- Born: Richard Gilder Rockefeller January 20, 1949 New York City, U.S.
- Died: June 13, 2014 (aged 65) Harrison, New York, U.S.
- Education: Harvard University (BA, MEd, MD)
- Occupation: Physician
- Spouses: Maeve Rockefeller; Nancy King;
- Children: 2
- Parent(s): David Rockefeller Margaret McGrath
- Relatives: Rockefeller family

= Richard Rockefeller =

American physician (1949–2014)

Richard Gilder Rockefeller (January 20, 1949 – June 13, 2014) was an American heir and family physician in Falmouth, Maine, who practiced and taught medicine in Portland, Maine, from 1982 to 2000. He was a son of David Rockefeller, a grandson of financier and philanthropist John D. Rockefeller Jr., and a great-grandson of Standard Oil co-founder John D. Rockefeller.

==Early life and education==
Rockefeller was born on January 20, 1949, to Margaret (née McGrath) Rockefeller and banker David Rockefeller. He was also a grandson of American financier John D. Rockefeller Jr., and a great-grandson of American business magnate and philanthropist John D. Rockefeller Sr.

Rockefeller obtained an undergraduate degree from Harvard University, a master's degree in education, and a medical degree from Harvard Medical School.

==Career==
He was chairman of the United States Advisory Board of Doctors Without Borders from 1989 until 2010, and served on the board of Rockefeller University in New York City until 2006. In the last few years of his life, Rockefeller was working to establish better worldwide methods of treatment for individuals suffering from post-traumatic stress disorder. Richard gave an inspiring talk at the San Francisco Commonwealth Club (December 9, 2013) about the use of MDMA-assisted psychotherapy to treat PTSD. During the last few years of his life, he dedicated time and resources to the research and development of GcMAF therapy, an immune boosting injection that has been successful in treating cancer and other diseases.

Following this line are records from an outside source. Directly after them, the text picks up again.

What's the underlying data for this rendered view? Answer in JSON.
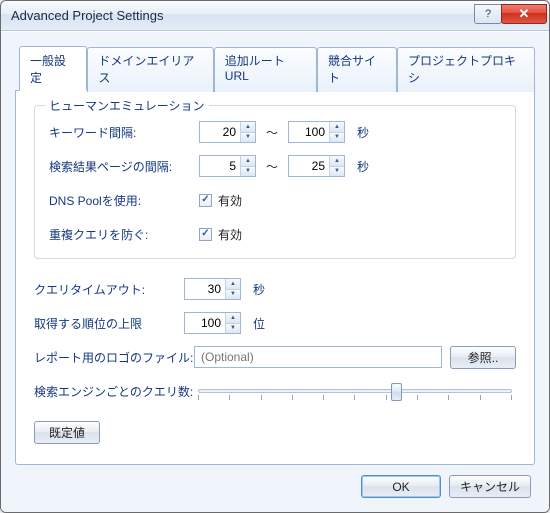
{
  "window": {
    "title": "Advanced Project Settings"
  },
  "tabs": [
    {
      "label": "一般設定"
    },
    {
      "label": "ドメインエイリアス"
    },
    {
      "label": "追加ルートURL"
    },
    {
      "label": "競合サイト"
    },
    {
      "label": "プロジェクトプロキシ"
    }
  ],
  "group": {
    "legend": "ヒューマンエミュレーション",
    "keyword_interval_label": "キーワード間隔:",
    "keyword_min": "20",
    "keyword_max": "100",
    "serp_interval_label": "検索結果ページの間隔:",
    "serp_min": "5",
    "serp_max": "25",
    "range_sep": "～",
    "unit_sec": "秒",
    "dns_label": "DNS Poolを使用:",
    "dup_label": "重複クエリを防ぐ:",
    "enabled": "有効"
  },
  "fields": {
    "timeout_label": "クエリタイムアウト:",
    "timeout_value": "30",
    "timeout_unit": "秒",
    "rank_label": "取得する順位の上限",
    "rank_value": "100",
    "rank_unit": "位",
    "logo_label": "レポート用のロゴのファイル:",
    "logo_placeholder": "(Optional)",
    "browse": "参照..",
    "qps_label": "検索エンジンごとのクエリ数:"
  },
  "slider": {
    "pct": 63
  },
  "buttons": {
    "defaults": "既定値",
    "ok": "OK",
    "cancel": "キャンセル"
  }
}
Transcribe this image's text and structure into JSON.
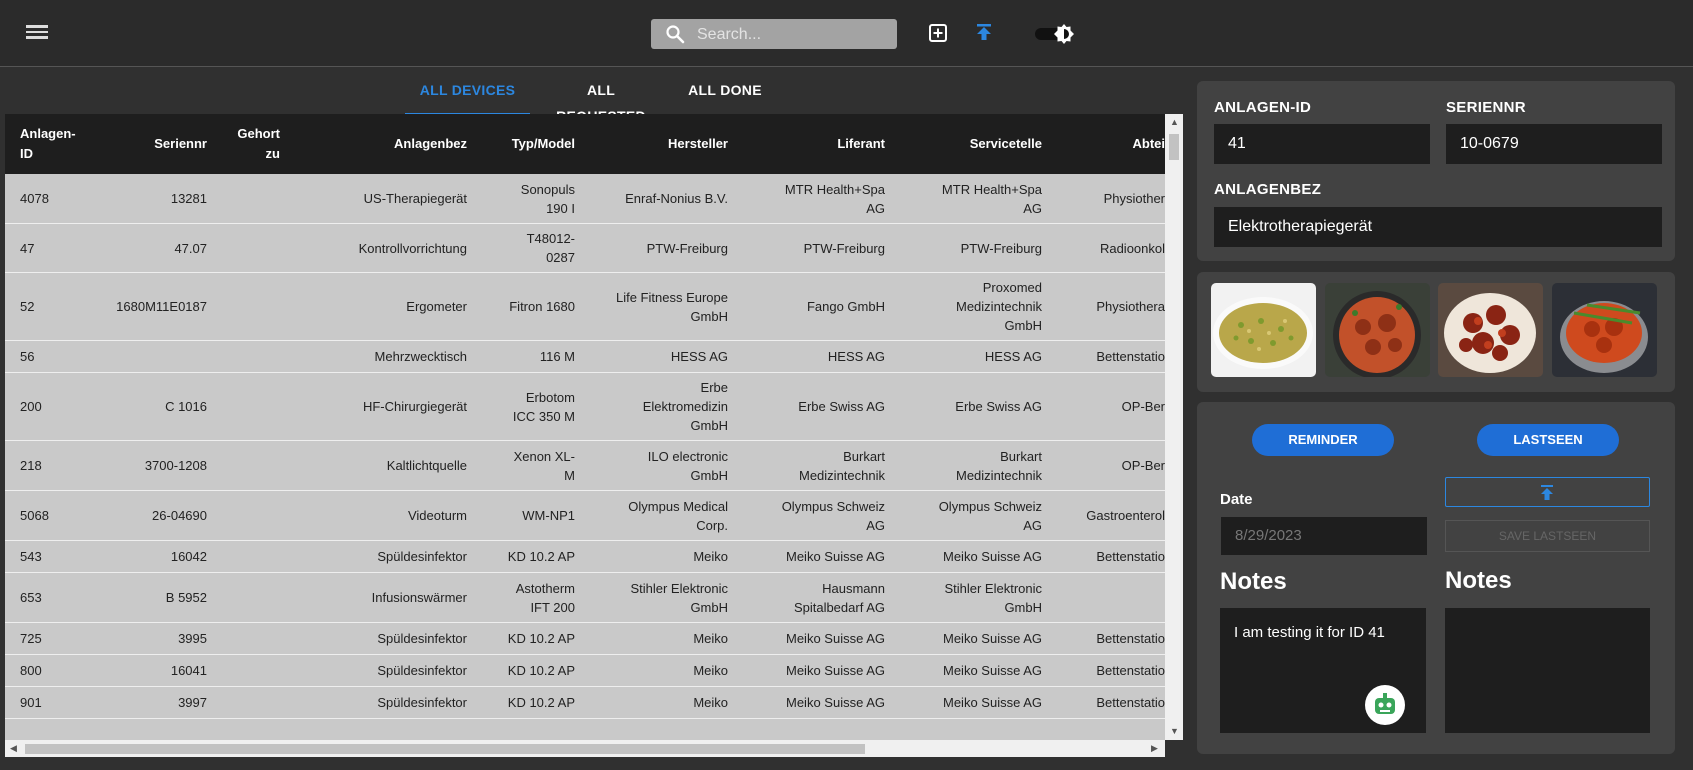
{
  "search": {
    "placeholder": "Search..."
  },
  "icons": {
    "menu": "menu-icon",
    "search": "search-icon",
    "add": "add-box-icon",
    "upload": "upload-icon",
    "theme": "theme-toggle-icon",
    "bot": "bot-icon"
  },
  "colors": {
    "accent": "#2c87e0",
    "button": "#1f6ed6",
    "topbar": "#2b2b2b",
    "panel": "#424242",
    "grid_bg": "#c9c9c9"
  },
  "tabs": [
    {
      "label": "ALL DEVICES",
      "active": true
    },
    {
      "label": "ALL REQUESTED",
      "active": false
    },
    {
      "label": "ALL DONE",
      "active": false
    }
  ],
  "table": {
    "headers": {
      "anlagen_id": [
        "Anlagen-",
        "ID"
      ],
      "seriennr": "Seriennr",
      "gehort_zu": [
        "Gehort",
        "zu"
      ],
      "anlagenbez": "Anlagenbez",
      "typ": "Typ/Model",
      "hersteller": "Hersteller",
      "liferant": "Liferant",
      "servicetelle": "Servicetelle",
      "abteilung": "Abtei"
    },
    "rows": [
      {
        "id": "4078",
        "serial": "13281",
        "bez": "US-Therapiegerät",
        "typ": [
          "Sonopuls",
          "190 I"
        ],
        "hersteller": [
          "Enraf-Nonius B.V."
        ],
        "liferant": [
          "MTR Health+Spa",
          "AG"
        ],
        "service": [
          "MTR Health+Spa",
          "AG"
        ],
        "abt": "Physiother"
      },
      {
        "id": "47",
        "serial": "47.07",
        "bez": "Kontrollvorrichtung",
        "typ": [
          "T48012-",
          "0287"
        ],
        "hersteller": [
          "PTW-Freiburg"
        ],
        "liferant": [
          "PTW-Freiburg"
        ],
        "service": [
          "PTW-Freiburg"
        ],
        "abt": "Radioonkol"
      },
      {
        "id": "52",
        "serial": "1680M11E0187",
        "bez": "Ergometer",
        "typ": [
          "Fitron 1680"
        ],
        "hersteller": [
          "Life Fitness Europe",
          "GmbH"
        ],
        "liferant": [
          "Fango GmbH"
        ],
        "service": [
          "Proxomed",
          "Medizintechnik",
          "GmbH"
        ],
        "abt": "Physiothera"
      },
      {
        "id": "56",
        "serial": "",
        "bez": "Mehrzwecktisch",
        "typ": [
          "116 M"
        ],
        "hersteller": [
          "HESS AG"
        ],
        "liferant": [
          "HESS AG"
        ],
        "service": [
          "HESS AG"
        ],
        "abt": "Bettenstatio"
      },
      {
        "id": "200",
        "serial": "C 1016",
        "bez": "HF-Chirurgiegerät",
        "typ": [
          "Erbotom",
          "ICC 350 M"
        ],
        "hersteller": [
          "Erbe",
          "Elektromedizin",
          "GmbH"
        ],
        "liferant": [
          "Erbe Swiss AG"
        ],
        "service": [
          "Erbe Swiss AG"
        ],
        "abt": "OP-Ber"
      },
      {
        "id": "218",
        "serial": "3700-1208",
        "bez": "Kaltlichtquelle",
        "typ": [
          "Xenon XL-",
          "M"
        ],
        "hersteller": [
          "ILO electronic",
          "GmbH"
        ],
        "liferant": [
          "Burkart",
          "Medizintechnik"
        ],
        "service": [
          "Burkart",
          "Medizintechnik"
        ],
        "abt": "OP-Ber"
      },
      {
        "id": "5068",
        "serial": "26-04690",
        "bez": "Videoturm",
        "typ": [
          "WM-NP1"
        ],
        "hersteller": [
          "Olympus Medical",
          "Corp."
        ],
        "liferant": [
          "Olympus Schweiz",
          "AG"
        ],
        "service": [
          "Olympus Schweiz",
          "AG"
        ],
        "abt": "Gastroenterol"
      },
      {
        "id": "543",
        "serial": "16042",
        "bez": "Spüldesinfektor",
        "typ": [
          "KD 10.2 AP"
        ],
        "hersteller": [
          "Meiko"
        ],
        "liferant": [
          "Meiko Suisse AG"
        ],
        "service": [
          "Meiko Suisse AG"
        ],
        "abt": "Bettenstatio"
      },
      {
        "id": "653",
        "serial": "B 5952",
        "bez": "Infusionswärmer",
        "typ": [
          "Astotherm",
          "IFT 200"
        ],
        "hersteller": [
          "Stihler Elektronic",
          "GmbH"
        ],
        "liferant": [
          "Hausmann",
          "Spitalbedarf AG"
        ],
        "service": [
          "Stihler Elektronic",
          "GmbH"
        ],
        "abt": ""
      },
      {
        "id": "725",
        "serial": "3995",
        "bez": "Spüldesinfektor",
        "typ": [
          "KD 10.2 AP"
        ],
        "hersteller": [
          "Meiko"
        ],
        "liferant": [
          "Meiko Suisse AG"
        ],
        "service": [
          "Meiko Suisse AG"
        ],
        "abt": "Bettenstatio"
      },
      {
        "id": "800",
        "serial": "16041",
        "bez": "Spüldesinfektor",
        "typ": [
          "KD 10.2 AP"
        ],
        "hersteller": [
          "Meiko"
        ],
        "liferant": [
          "Meiko Suisse AG"
        ],
        "service": [
          "Meiko Suisse AG"
        ],
        "abt": "Bettenstatio"
      },
      {
        "id": "901",
        "serial": "3997",
        "bez": "Spüldesinfektor",
        "typ": [
          "KD 10.2 AP"
        ],
        "hersteller": [
          "Meiko"
        ],
        "liferant": [
          "Meiko Suisse AG"
        ],
        "service": [
          "Meiko Suisse AG"
        ],
        "abt": "Bettenstatio"
      }
    ]
  },
  "detail": {
    "anlagen_id_label": "ANLAGEN-ID",
    "anlagen_id_value": "41",
    "seriennr_label": "SERIENNR",
    "seriennr_value": "10-0679",
    "anlagenbez_label": "ANLAGENBEZ",
    "anlagenbez_value": "Elektrotherapiegerät"
  },
  "actions": {
    "reminder_label": "REMINDER",
    "lastseen_label": "LASTSEEN",
    "date_label": "Date",
    "date_placeholder": "8/29/2023",
    "save_lastseen_label": "SAVE LASTSEEN",
    "notes_left_heading": "Notes",
    "notes_right_heading": "Notes",
    "notes_left_text": "I am testing it for ID 41",
    "notes_right_text": ""
  }
}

Rockefeller was the founder and former chairman of Hour Exchange Portland, a service credit barter in Portland and throughout the state of Maine. He also served as chairman of the board of Maine Coast Heritage Trust from 2000 to 2006. Rockefeller served as president of the Rockefeller Brothers Fund.

==Personal life==
Rockefeller was first married to Nancy C. Anderson, with whom he had two children, Clayton and Rebecca. After their divorce, he married Nancy King, and was the stepfather to her two children. After their divorce, his first wife remarried to Dale Gowen.

==Death==
At the time of his death, Rockefeller, an experienced pilot, was flying home after visiting his father at the Rockefeller family estate in Pocantico Hills, a hamlet in the town of Mount Pleasant, New York. The family patriarch, his father, David Rockefeller, had celebrated his 99th birthday on June 12, 2014.

Rockefeller took off from Westchester County Airport in a Piper Meridian single-engine turboprop at 8:08 a.m. on Friday, June 13, 2014, departing from runway 16 in dense fog and steady rain. Less than 10 minutes later, the Federal Aviation Administration notified airport officials it had lost contact with the pilot. At 8:23 a.m. local police in the town of Harrison, New York, reported Rockefeller's plane crashed less than a mile from the airport in the town of Harrison. Rockefeller, the pilot, was the only person in the private plane.

The cause of the crash was attributed to the pilot's failure to maintain a positive climb rate after takeoff due to spatial disorientation (somatogravic illusion).

Rockefeller was the only one of the six siblings to have died during his father's lifetime. Through him, he was also a nephew of the late U.S. Vice President Nelson Rockefeller.